St Pauls Cathedral. Its way too huge to get it in one frame

Ro got himself a very expensive Canon EOS 500D camera as New Years Gift (as he calls it) and so on the 3rd we went to St Pauls for the Sunday service (which was so dramatic and i shall blog about it later) and then went around town clicking pics followed by brunch at Tootsies on Bond Street. After 2 weeks of holidaying, Ro went back to work on 4th but stayed back and worked from home yesterday and today because of severe weather warning..and yes its snowing like crazy now.

Snow on our balcony

Backyard

Each time i see snow its the same excited mode i go into.

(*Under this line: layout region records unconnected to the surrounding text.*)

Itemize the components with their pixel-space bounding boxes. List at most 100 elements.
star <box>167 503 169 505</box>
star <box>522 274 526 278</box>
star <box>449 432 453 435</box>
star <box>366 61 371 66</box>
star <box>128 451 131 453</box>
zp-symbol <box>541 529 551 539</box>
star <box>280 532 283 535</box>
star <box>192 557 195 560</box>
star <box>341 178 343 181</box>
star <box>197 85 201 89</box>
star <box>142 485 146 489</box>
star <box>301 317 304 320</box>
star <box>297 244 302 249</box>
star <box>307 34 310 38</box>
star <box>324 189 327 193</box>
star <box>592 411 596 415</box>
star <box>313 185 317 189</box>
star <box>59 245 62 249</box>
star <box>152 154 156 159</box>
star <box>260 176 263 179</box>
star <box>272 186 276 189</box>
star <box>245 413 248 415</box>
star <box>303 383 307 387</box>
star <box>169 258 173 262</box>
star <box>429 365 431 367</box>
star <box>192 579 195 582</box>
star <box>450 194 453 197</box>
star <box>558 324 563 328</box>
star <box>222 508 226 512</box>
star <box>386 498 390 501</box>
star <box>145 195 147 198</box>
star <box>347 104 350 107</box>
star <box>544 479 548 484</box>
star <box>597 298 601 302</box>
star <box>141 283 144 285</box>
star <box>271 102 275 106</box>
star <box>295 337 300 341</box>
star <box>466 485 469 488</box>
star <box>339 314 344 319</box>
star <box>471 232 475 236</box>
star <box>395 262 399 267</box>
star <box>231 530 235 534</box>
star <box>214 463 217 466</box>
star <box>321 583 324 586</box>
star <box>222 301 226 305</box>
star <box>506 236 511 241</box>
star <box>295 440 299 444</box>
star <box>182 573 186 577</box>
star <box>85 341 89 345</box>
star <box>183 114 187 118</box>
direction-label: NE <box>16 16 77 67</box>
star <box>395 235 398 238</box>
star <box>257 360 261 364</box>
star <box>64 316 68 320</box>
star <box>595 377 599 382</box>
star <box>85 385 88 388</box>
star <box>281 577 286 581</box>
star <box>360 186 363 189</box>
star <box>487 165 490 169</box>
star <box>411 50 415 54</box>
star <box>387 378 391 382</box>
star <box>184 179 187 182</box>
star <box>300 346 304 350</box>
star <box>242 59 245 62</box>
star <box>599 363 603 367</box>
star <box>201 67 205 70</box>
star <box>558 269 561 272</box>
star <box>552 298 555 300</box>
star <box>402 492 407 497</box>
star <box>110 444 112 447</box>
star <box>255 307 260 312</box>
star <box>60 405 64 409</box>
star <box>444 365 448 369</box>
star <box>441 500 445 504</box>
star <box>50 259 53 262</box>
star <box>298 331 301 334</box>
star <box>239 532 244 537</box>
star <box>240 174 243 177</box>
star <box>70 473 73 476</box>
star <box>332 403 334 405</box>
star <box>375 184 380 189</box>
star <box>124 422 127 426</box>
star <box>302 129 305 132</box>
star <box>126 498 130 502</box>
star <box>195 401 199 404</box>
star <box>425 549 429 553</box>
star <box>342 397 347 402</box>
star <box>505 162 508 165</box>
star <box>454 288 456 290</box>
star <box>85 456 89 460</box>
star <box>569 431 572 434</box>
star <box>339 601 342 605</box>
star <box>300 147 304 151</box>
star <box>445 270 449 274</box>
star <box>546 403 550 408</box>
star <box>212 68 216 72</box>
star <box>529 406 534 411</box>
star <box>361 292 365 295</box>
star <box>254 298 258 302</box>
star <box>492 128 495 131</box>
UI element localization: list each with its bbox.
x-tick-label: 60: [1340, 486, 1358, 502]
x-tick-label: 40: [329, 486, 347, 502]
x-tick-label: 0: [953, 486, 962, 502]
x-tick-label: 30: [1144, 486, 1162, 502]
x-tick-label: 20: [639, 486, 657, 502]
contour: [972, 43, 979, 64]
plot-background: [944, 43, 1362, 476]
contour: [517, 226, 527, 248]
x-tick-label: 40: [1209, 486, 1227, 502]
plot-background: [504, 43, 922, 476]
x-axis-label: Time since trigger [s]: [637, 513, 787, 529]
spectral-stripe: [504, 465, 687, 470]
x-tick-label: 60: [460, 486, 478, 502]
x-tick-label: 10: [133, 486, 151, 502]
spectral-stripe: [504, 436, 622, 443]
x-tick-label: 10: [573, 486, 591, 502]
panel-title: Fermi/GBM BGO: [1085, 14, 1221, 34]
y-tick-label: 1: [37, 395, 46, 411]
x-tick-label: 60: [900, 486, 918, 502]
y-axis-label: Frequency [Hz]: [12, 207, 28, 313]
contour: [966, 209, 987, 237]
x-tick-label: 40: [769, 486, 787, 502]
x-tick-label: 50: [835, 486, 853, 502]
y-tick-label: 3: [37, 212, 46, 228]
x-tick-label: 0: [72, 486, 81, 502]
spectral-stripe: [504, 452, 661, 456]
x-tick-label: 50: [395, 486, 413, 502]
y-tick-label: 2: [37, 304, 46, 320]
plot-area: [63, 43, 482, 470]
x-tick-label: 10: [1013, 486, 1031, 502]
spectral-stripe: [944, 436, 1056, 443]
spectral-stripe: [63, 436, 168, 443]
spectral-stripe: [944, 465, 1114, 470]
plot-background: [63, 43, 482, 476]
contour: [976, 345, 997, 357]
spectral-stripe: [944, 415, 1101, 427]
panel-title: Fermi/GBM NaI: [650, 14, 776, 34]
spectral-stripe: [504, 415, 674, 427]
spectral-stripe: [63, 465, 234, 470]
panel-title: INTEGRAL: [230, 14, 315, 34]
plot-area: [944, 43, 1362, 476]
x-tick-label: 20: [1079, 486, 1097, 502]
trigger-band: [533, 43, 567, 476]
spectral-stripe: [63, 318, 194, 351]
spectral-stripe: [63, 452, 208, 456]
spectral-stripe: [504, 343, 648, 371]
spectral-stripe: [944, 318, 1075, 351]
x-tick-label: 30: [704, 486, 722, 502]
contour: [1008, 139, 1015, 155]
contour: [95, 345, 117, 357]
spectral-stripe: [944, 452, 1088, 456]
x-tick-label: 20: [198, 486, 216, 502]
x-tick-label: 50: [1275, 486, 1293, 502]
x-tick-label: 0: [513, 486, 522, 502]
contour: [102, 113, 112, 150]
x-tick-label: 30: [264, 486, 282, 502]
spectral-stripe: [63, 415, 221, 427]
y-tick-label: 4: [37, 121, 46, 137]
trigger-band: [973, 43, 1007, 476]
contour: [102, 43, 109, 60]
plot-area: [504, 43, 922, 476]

...and ofcourse you have to taste it

I loved the holiday season and its just getting better with our wedding anniv and both our birthdays round the corner. Haven't started updating my food blog, but shall soon do so. I'm still catching up on all your blogs, so pardon me if i don't leave comments as yet.

A friend met with an accident and he's in hospital after a major surgery. Please do keep him in your prayers and deeps..i hope you have a speedy recovery. Enigma, a hearty welcome to the new born. I'm sure you are thrilled. Get back on your feet, and i cant wait to hear all the gory details :). All you others, i hope you have an amazing year ahead with loads and loads of happiness.